A proposal to build a towering new Interstate 10 crossing of the Mobile River set off a rising storm along the downtown waterfront, with critics warning that the fight could rival the public uproar that scuttled an elevated downtown expressway two decades earlier.
At the heart of the dispute lay the Wallace Tunnel, long regarded by state and federal engineers as one of the most troublesome bottlenecks on the interstate system. Stalled motorists, accident victims and state troopers all felt the strain of funneling interstate traffic through the aging tubes, and highway officials argued that a new span was overdue.
From fourteen routes to three
Planners had drafted as many as 14 alternate routes to unravel the congestion. In recent weeks the list was whittled to three finalists, an outcome that alarmed preservationists and maritime interests because none of the surviving options followed the northern alignment they preferred. The Alabama Department of Transportation continued an environmental impact study of the remaining routes, with the price of the project estimated at somewhere between $700 million and $1 billion.

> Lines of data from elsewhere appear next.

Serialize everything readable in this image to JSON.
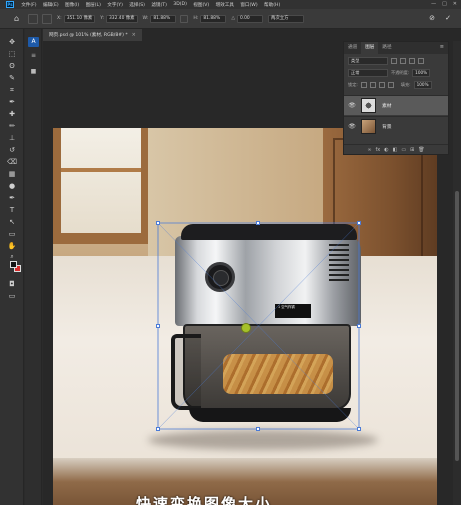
{
  "menubar": {
    "logo": "Ps",
    "items": [
      "文件(F)",
      "编辑(E)",
      "图像(I)",
      "图层(L)",
      "文字(Y)",
      "选择(S)",
      "滤镜(T)",
      "3D(D)",
      "视图(V)",
      "增效工具",
      "窗口(W)",
      "帮助(H)"
    ],
    "controls": [
      "—",
      "□",
      "✕"
    ]
  },
  "options": {
    "x_label": "X:",
    "x_value": "351.10 像素",
    "y_label": "Y:",
    "y_value": "332.40 像素",
    "w_label": "W:",
    "w_value": "81.88%",
    "h_label": "H:",
    "h_value": "81.88%",
    "angle_label": "△",
    "angle_value": "0.00",
    "interp_value": "两次立方",
    "commit": "✓",
    "cancel": "⊘"
  },
  "tools": {
    "icons": [
      "move-icon",
      "marquee-icon",
      "lasso-icon",
      "quick-select-icon",
      "crop-icon",
      "eyedropper-icon",
      "healing-icon",
      "brush-icon",
      "stamp-icon",
      "history-brush-icon",
      "eraser-icon",
      "gradient-icon",
      "dodge-icon",
      "pen-icon",
      "type-icon",
      "path-select-icon",
      "shape-icon",
      "hand-icon",
      "zoom-icon",
      "more-icon"
    ],
    "glyphs": [
      "✥",
      "⬚",
      "ʘ",
      "✎",
      "⌗",
      "✒",
      "✚",
      "✏",
      "⊥",
      "↺",
      "⌫",
      "▦",
      "●",
      "✒",
      "T",
      "↖",
      "▭",
      "✋",
      "⌕",
      "⋯"
    ]
  },
  "document": {
    "tab_title": "网页.psd @ 101% (素材, RGB/8#) *",
    "tab_close": "×"
  },
  "layers_panel": {
    "tabs": [
      "图层",
      "通道",
      "路径"
    ],
    "kind_label": "类型",
    "blend_mode": "正常",
    "opacity_label": "不透明度:",
    "opacity_value": "100%",
    "lock_label": "锁定:",
    "fill_label": "填充:",
    "fill_value": "100%",
    "layers": [
      {
        "name": "素材",
        "visible": true,
        "selected": true
      },
      {
        "name": "背景",
        "visible": true,
        "selected": false
      }
    ],
    "footer_icons": [
      "∞",
      "fx",
      "◐",
      "◧",
      "▭",
      "⊞",
      "🗑"
    ]
  },
  "product_label": "1 空气炸锅",
  "subtitle": "快速变换图像大小"
}
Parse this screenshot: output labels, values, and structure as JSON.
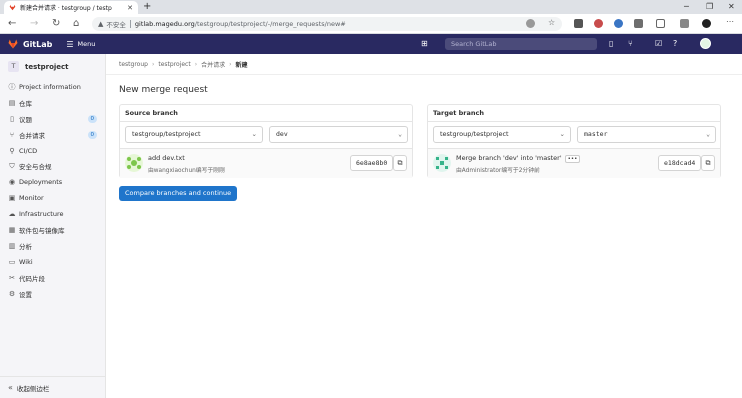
{
  "browser": {
    "tab_title": "新建合并请求 · testgroup / testp",
    "security_label": "不安全",
    "url_host": "gitlab.magedu.org",
    "url_path": "/testgroup/testproject/-/merge_requests/new#"
  },
  "gitlab": {
    "brand": "GitLab",
    "menu_label": "Menu",
    "search_placeholder": "Search GitLab"
  },
  "sidebar": {
    "project_initial": "T",
    "project_name": "testproject",
    "items": [
      {
        "label": "Project information",
        "icon": "info-icon"
      },
      {
        "label": "仓库",
        "icon": "repository-icon"
      },
      {
        "label": "议题",
        "icon": "issues-icon",
        "badge": "0"
      },
      {
        "label": "合并请求",
        "icon": "merge-request-icon",
        "badge": "0"
      },
      {
        "label": "CI/CD",
        "icon": "rocket-icon"
      },
      {
        "label": "安全与合规",
        "icon": "shield-icon"
      },
      {
        "label": "Deployments",
        "icon": "deployments-icon"
      },
      {
        "label": "Monitor",
        "icon": "monitor-icon"
      },
      {
        "label": "Infrastructure",
        "icon": "infrastructure-icon"
      },
      {
        "label": "软件包与镜像库",
        "icon": "package-icon"
      },
      {
        "label": "分析",
        "icon": "chart-icon"
      },
      {
        "label": "Wiki",
        "icon": "book-icon"
      },
      {
        "label": "代码片段",
        "icon": "snippet-icon"
      },
      {
        "label": "设置",
        "icon": "gear-icon"
      }
    ],
    "collapse_label": "收起侧边栏"
  },
  "breadcrumb": [
    "testgroup",
    "testproject",
    "合并请求",
    "新建"
  ],
  "page_title": "New merge request",
  "source": {
    "heading": "Source branch",
    "project": "testgroup/testproject",
    "branch": "dev",
    "commit_title": "add dev.txt",
    "commit_meta": "由wangxiaochun编写于刚刚",
    "sha": "6e8ae8b0"
  },
  "target": {
    "heading": "Target branch",
    "project": "testgroup/testproject",
    "branch": "master",
    "commit_title": "Merge branch 'dev' into 'master'",
    "commit_meta": "由Administrator编写于2分钟前",
    "sha": "e18dcad4"
  },
  "compare_button": "Compare branches and continue",
  "colors": {
    "nav_bg": "#292961",
    "primary": "#1f75cb",
    "sidebar_bg": "#f5f5f8"
  }
}
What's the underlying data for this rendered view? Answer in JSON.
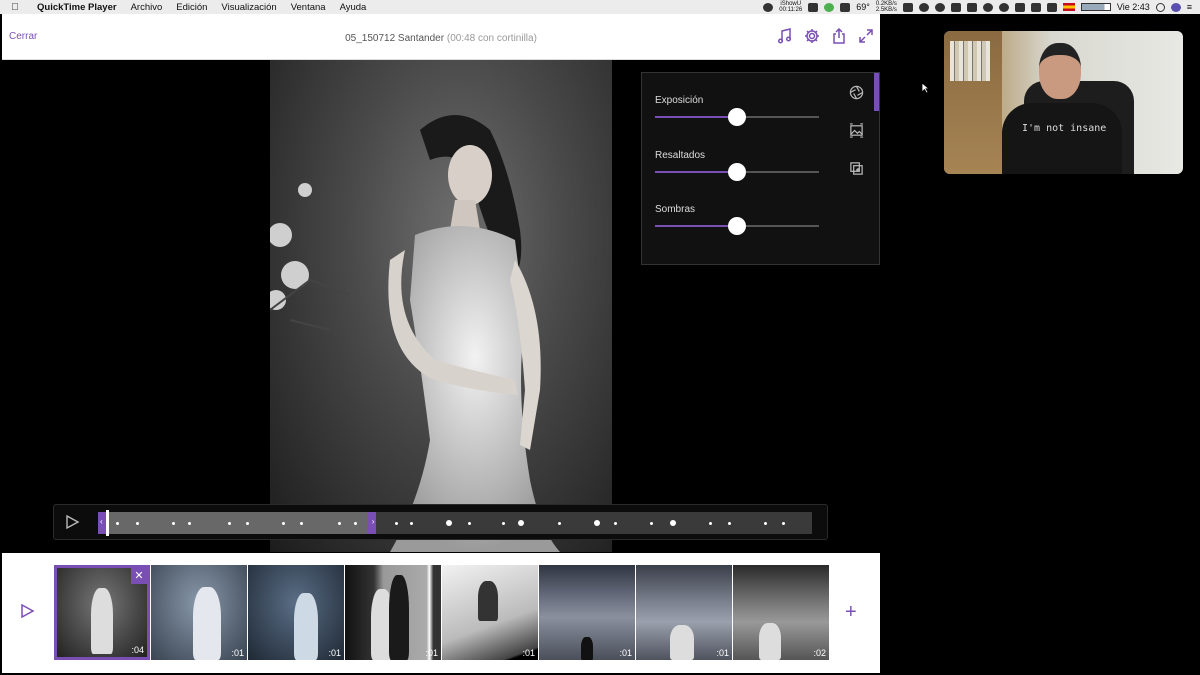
{
  "menubar": {
    "apple_icon": "apple-logo",
    "app_name": "QuickTime Player",
    "menus": [
      "Archivo",
      "Edición",
      "Visualización",
      "Ventana",
      "Ayuda"
    ],
    "ishowu_line1": "iShowU",
    "ishowu_line2": "00:11:26",
    "temperature": "69°",
    "net_up": "0.2KB/s",
    "net_down": "2.5KB/s",
    "clock": "Vie 2:43"
  },
  "app": {
    "close_label": "Cerrar",
    "title": "05_150712 Santander",
    "title_sub": "(00:48 con cortinilla)",
    "accent_color": "#7a4fb5",
    "top_icons": [
      "music-note-icon",
      "gear-icon",
      "share-icon",
      "expand-icon"
    ]
  },
  "adjust": {
    "sliders": [
      {
        "label": "Exposición",
        "value": 0.5
      },
      {
        "label": "Resaltados",
        "value": 0.5
      },
      {
        "label": "Sombras",
        "value": 0.5
      }
    ],
    "side_icons": [
      "aperture-icon",
      "image-frame-icon",
      "copy-icon"
    ]
  },
  "scrubber": {
    "selection_start": 0.0,
    "selection_end": 0.39,
    "playhead": 0.0
  },
  "filmstrip": {
    "clips": [
      {
        "duration": ":04",
        "selected": true
      },
      {
        "duration": ":01",
        "selected": false
      },
      {
        "duration": ":01",
        "selected": false
      },
      {
        "duration": ":01",
        "selected": false
      },
      {
        "duration": ":01",
        "selected": false
      },
      {
        "duration": ":01",
        "selected": false
      },
      {
        "duration": ":01",
        "selected": false
      },
      {
        "duration": ":02",
        "selected": false
      }
    ],
    "remove_icon": "✕",
    "add_icon": "+"
  },
  "webcam": {
    "shirt_text": "I'm not insane"
  }
}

ALDOT engineers described the span in soaring terms, suggesting it could become Mobile’s answer to the Golden Gate Bridge. Opponents saw the matter very differently, and the publication canvassed a wide range of interested parties.
Preservation and downtown worries
Leaders of the Historic Mobile Preservation Society argued that pylons rising some 500 feet and a roadbed at least 200 feet high would literally overshadow the city’s historic core. They favored routes that would upgrade existing highway alignments, or as a last resort, a return to the idea of additional tunnels. Public participation meetings, one critic complained, had offered little genuine discussion.

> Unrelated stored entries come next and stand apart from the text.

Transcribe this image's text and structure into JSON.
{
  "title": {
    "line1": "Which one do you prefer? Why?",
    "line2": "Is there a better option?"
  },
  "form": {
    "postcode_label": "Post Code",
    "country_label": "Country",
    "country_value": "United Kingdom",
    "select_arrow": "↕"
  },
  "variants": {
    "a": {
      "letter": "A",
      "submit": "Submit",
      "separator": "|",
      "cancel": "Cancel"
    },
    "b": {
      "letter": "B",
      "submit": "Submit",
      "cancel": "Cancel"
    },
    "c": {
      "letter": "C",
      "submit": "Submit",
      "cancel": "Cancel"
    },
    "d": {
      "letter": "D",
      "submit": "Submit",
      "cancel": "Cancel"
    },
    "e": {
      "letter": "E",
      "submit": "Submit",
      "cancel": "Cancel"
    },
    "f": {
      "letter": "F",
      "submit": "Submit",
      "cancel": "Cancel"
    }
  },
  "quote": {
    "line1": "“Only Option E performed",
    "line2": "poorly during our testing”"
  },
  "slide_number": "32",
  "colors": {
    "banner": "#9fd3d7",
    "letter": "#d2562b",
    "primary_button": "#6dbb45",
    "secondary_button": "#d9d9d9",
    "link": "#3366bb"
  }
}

Downtown investors and preservationists including representatives of Oakleigh House and the Renaissance effort insisted that a bridge looming over the cruise terminal, the new maritime museum and nearby historic districts would smother the very redevelopment the city had worked for years to nurture. Several pointed to New Orleans and other cities where property beneath elevated spans had languished.
Port and cruise interests weigh in
Officials tied to the cruise trade cautioned that all three routes would affect the Mobile Alabama Cruise Terminal to some degree, and that the two northern-most options could take part of the terminal site outright. They stressed that any span would need to clear roughly 220 feet to accommodate the newer, taller cruise ships.

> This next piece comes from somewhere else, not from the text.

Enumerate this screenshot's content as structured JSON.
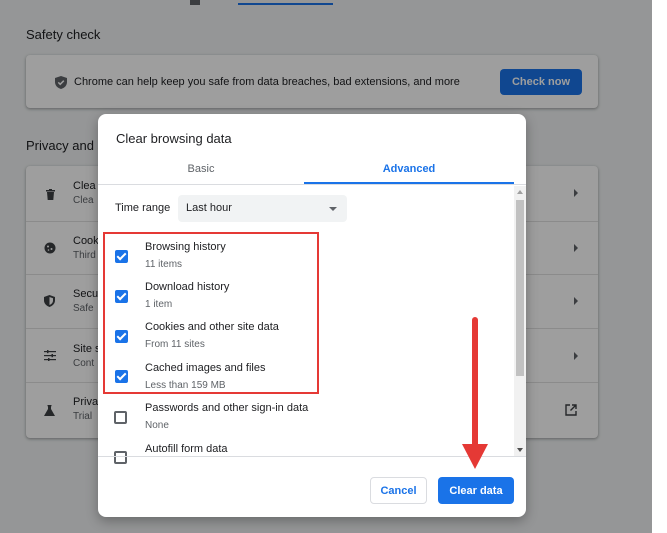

Alabama State Port Authority director Jimmy Lyons said the route just south of the cruise terminal appeared to carry the least impact and urged that the badly needed project move forward soon. Airport authority and shipyard representatives, meanwhile, warned that severing access between the interstate and the State Docks, container terminal and Brookley could damage the region’s chief competitive advantage.
Not everyone accepted the premise. One family shipyard operator, whose business dated to 1895, said the northern-most route under study would wipe out the company entirely, and he pressed instead for a plan pairing a northern bypass with a crossing alongside the Cochrane Bridge. That alternative, he and others argued, would relieve the tunnel, spur growth in Prichard and open the wider trade area to development.
A decision still years away
Baldwin County lawmaker Bradley Byrne said each remaining route carried problems, and he worried aloud that the cost could crowd out badly needed hurricane evacuation and four-laning projects on the Eastern Shore. U.S. Sen. Jeff Sessions, for his part, counseled patience, saying the choice rightly belonged to the transportation department and its engineers in concert with local leaders, and deserved careful study and much discussion.
For all the passion on display, the outcome remained unsettled. The environmental review had yet to be completed, and residents on both sides braced for a debate that promised to shape the look of the waterfront for a generation.